Disruptions to your circadian rhythm, which guide the body's internal clock, can result in a host of sleep disorders and have been linked to diabetes. In light of the growing body of research suggesting circadian-rhythm disorders may play a role in a number health problems, researchers are working to better understand the genetic underpinnings of the sleep-wake cycle.
While researchers know that our bodies, as well as simpler organisms, are synchronized by sunlight and can drift out of phase in darkness, the details of how a population of cells synchronizes their biological clocks remains a mystery. But new research from UC San Diego could yield important clues, reports Medgadget:
To remedy the problem, UC San Diego biology professor Jeff Hasty led a team of researchers to develop a model biological system that is simpler than that of an organism. The scientists created a simple circadian system using a model consisting of glowing, blinking E. coli bacteria. Drawing on their knowledge of synthetic biology, microfluidic technology, and computational modelling, the researchers built a microfluidic chip containing chambers with E. coli.

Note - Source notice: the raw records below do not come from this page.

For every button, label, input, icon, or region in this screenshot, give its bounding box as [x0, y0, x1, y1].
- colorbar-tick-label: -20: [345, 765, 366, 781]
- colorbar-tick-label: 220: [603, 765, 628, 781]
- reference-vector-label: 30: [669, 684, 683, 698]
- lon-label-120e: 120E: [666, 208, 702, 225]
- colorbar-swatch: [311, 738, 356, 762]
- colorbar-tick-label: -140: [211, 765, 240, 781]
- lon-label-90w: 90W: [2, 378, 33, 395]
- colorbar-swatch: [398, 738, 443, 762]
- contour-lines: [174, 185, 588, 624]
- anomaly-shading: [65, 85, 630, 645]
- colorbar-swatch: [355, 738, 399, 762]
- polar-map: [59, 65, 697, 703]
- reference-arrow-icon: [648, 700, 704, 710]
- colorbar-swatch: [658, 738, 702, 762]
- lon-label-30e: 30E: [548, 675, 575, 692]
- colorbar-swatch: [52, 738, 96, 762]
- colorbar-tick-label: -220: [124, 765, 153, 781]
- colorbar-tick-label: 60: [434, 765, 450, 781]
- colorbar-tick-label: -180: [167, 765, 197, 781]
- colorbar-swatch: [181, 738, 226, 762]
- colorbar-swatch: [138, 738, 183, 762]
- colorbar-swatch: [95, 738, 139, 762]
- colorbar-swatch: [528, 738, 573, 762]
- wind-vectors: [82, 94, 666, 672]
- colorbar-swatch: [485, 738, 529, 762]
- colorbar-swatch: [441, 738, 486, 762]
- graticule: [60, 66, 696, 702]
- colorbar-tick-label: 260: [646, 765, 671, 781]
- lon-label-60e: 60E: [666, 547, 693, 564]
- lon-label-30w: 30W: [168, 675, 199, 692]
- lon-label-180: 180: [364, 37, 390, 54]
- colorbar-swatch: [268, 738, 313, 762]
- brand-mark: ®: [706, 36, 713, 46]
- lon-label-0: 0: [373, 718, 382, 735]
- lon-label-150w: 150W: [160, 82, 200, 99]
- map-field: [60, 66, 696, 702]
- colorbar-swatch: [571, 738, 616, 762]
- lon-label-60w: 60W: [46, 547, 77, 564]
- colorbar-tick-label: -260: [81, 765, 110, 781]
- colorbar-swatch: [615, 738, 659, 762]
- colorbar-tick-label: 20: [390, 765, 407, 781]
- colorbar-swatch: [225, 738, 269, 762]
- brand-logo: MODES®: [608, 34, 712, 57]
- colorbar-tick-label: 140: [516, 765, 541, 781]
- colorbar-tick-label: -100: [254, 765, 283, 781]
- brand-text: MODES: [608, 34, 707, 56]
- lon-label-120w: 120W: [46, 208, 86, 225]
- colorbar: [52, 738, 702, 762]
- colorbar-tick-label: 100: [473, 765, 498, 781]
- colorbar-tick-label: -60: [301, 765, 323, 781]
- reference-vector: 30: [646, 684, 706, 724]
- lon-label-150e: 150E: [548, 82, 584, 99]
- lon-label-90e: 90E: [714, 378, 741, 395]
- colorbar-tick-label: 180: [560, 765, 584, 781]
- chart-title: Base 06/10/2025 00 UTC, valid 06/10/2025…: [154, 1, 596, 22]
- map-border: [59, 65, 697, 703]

Researchers were able to simulate day and night cycles by modifying the bacteria to glow and blink whenever arabinose, a chemical that triggered the oscillatory clock mechanisms of the bacteria, was flushed through the microfluidic chip. This approach allowed researchers to replicate periodic day-night cycles over a period of only minutes rather than days providing a better understanding of how a population of cells synchronizes its biological clocks. The work is further described in a paper (subscription required) recently published in Science.
In the video above, the right side of the screen shows periodic pulses of arabinose (shown in red) act like day and night cycles to simulate how the blinking bacteria synchronize their biological clocks. On the left, a simulation of bacteria in constant darkness reveals how the blinking bacteria are unable to synchronize their biological clocks. The bottom two graphs illustrate the in-phase and out-of-phase oscillations of the biological clocks.